Formula for distribution of quotient of random variables, why is my derivation incorrect? Given two real valued independent random variables $X$ and $Y$, write their ratio as $R = \frac{X}{Y}$
I know various other ways of finding a formula for the distribution of $R$, but I'm specifically interested in understanding why the following derivation does not yield the correct result.
$$
P(R = r) = \int_{\mathbb{R}} P(\frac{X}{Y} = r | X = x)P(X = x)dx \\
= \int_{\mathbb{R}}P(Y = \frac{x}{r})P(X = x)dx \\
= \int_{\mathbb{R}}f_Y(\frac{x}{r})f_X(x)dx
$$
I can't see how this is wrong.
 A: Your posted computations seem to blur the distinctions between $Pr[X=x]$ and $f_X(x)$.  For example, $Pr[X=x]$ is a number in $[0,1]$, while $f_X(x)$ can be larger than 1 for some values of $x$.  

A correct way of obtaining the probability of an event by conditioning is: 
$$ Pr[R\leq r] = \int_{-\infty}^{\infty} Pr[R \leq r|X=x]f_X(x)dx \quad (Eq 1)$$
For a similar equation with densities, you can take a derivative of (Eq 1) with respect to $r$: 
$$ f_R(r) = \int_{-\infty}^{\infty} f_{R|X=x}(r|X=x)f_X(x)dx $$
The conditional density $f_{R|X=x}(r|X=x)$ is not the same as $f_Y(x/r)$. You can compute $f_{R|X=x}(r|X=x)$ by working with $Pr[R \leq r|X=x]$ before taking derivatives. 

Homework questions for you (can you post answers to them?): 
1) Give an example of a random variable $W$ with a density $f_W(w)$ that can be larger than 1 for certain values of $w$. 
2) Obtain an expression for $Pr[R\leq r]$ similar to (Eq 1), but this time conditioning on $Y=y$. 
3) Assume $Y$ is a positive random variable.

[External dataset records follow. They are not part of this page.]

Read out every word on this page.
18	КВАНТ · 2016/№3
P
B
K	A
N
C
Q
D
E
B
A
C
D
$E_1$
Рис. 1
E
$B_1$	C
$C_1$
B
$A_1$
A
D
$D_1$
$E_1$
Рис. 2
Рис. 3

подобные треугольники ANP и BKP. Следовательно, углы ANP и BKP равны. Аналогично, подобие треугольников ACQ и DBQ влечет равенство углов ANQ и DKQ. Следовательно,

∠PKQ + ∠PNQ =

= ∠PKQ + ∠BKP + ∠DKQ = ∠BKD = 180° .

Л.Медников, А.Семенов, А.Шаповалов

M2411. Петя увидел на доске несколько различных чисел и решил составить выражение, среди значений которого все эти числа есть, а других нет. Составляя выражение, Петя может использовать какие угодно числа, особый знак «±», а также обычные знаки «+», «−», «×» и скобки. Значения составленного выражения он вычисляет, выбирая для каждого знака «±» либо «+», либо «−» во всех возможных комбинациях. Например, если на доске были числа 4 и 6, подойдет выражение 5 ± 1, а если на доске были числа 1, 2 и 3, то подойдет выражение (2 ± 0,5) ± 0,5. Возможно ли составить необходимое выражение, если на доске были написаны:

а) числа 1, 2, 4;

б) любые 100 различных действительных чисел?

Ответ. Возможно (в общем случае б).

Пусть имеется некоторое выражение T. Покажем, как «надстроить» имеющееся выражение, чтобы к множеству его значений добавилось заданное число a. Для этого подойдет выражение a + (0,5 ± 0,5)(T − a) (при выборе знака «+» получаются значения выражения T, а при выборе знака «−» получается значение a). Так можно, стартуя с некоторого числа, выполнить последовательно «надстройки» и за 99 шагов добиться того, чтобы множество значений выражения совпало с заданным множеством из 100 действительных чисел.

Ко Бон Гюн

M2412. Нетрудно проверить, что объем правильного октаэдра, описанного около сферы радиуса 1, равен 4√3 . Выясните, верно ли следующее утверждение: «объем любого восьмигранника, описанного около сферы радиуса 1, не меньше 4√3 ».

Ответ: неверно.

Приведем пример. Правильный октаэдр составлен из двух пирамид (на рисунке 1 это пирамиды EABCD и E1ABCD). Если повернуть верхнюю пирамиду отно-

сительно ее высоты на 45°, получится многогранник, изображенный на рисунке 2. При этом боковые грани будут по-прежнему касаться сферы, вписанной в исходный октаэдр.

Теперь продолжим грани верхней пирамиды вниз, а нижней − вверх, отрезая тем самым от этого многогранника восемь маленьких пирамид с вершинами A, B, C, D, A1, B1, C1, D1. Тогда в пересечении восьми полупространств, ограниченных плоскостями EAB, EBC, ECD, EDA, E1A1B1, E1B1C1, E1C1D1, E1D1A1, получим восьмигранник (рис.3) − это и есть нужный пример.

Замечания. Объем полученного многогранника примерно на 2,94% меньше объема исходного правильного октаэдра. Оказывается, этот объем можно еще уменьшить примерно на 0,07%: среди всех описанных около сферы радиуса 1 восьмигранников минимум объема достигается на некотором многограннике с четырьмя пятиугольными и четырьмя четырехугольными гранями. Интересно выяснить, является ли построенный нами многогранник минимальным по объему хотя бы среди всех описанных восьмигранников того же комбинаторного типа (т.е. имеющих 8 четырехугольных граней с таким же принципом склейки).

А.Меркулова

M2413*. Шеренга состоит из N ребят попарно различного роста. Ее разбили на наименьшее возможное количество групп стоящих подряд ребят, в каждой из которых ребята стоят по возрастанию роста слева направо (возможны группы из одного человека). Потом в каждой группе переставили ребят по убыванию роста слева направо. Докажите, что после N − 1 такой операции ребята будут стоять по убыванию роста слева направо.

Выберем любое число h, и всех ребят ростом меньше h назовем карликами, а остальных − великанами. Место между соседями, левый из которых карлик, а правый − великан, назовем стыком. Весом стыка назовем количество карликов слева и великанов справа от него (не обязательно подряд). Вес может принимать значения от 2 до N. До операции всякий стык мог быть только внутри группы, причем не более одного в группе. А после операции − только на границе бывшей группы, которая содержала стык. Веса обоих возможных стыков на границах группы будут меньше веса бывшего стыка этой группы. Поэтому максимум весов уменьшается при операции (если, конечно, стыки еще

Compute $f_{R|Y=y}(r|Y=y)$ by starting with $Pr[R\leq r|Y=y]$, manipulating this, and taking a derivative. 
4) Assume $Y$ is a positive random variable.  Compute $f_{R|X=x}(r|X=x)$ by starting with $Pr[R\leq r|X=x]$.  (Remember that multiplying by negative numbers flips inequalities. If it helps, at first you can assume that $r>0$.)  
A: 
Sol'n, written by original asker
1) $U([0, \frac{1}{2}])$, density is 2 for values on it's support
2) $P(R \le r) = \int_{\mathbb{R}}P(R \le r | Y = y)f_Y(y)dy = \int_{\mathbb{R}}P(X\le ry)f_Y(y)dy$, if $X$ and $Y$ are independent.
3) $f_{R|Y = y} = \frac{d}{dr}P(R \le r | Y = y) = \frac{d}{dr}P(X \le ry) = yf_X(ry)$
4) 
$$
f_{R|X = x}(r | X = x) = \frac{d}{dr}P(R \le r | X = x) = \\
\frac{d}{dr}P(X \le rY | X = x)
$$
if $r \gt 0$
$$
= \frac{d}{dr}P(Y \ge \frac{x}{r}) = \\
\frac{d}{dr}(1 - F_Y(\frac{x}{r}) = \frac{x}{r^2}f_Y(\frac{x}{r}) ; x \ge 0
$$
if $r \lt 0$
$$
= \frac{d}{dr}P(Y \le \frac{x}{r}) = \\
\frac{d}{dr}F_Y(\frac{x}{r}) = \frac{-x}{r^2}f_Y(\frac{x}{r}) ; x \le 0
$$
So finally it is $ \frac{|x|}{r^2}f_Y(\frac{|x|}{r})$
Is this okay?  Or am I hopeless :|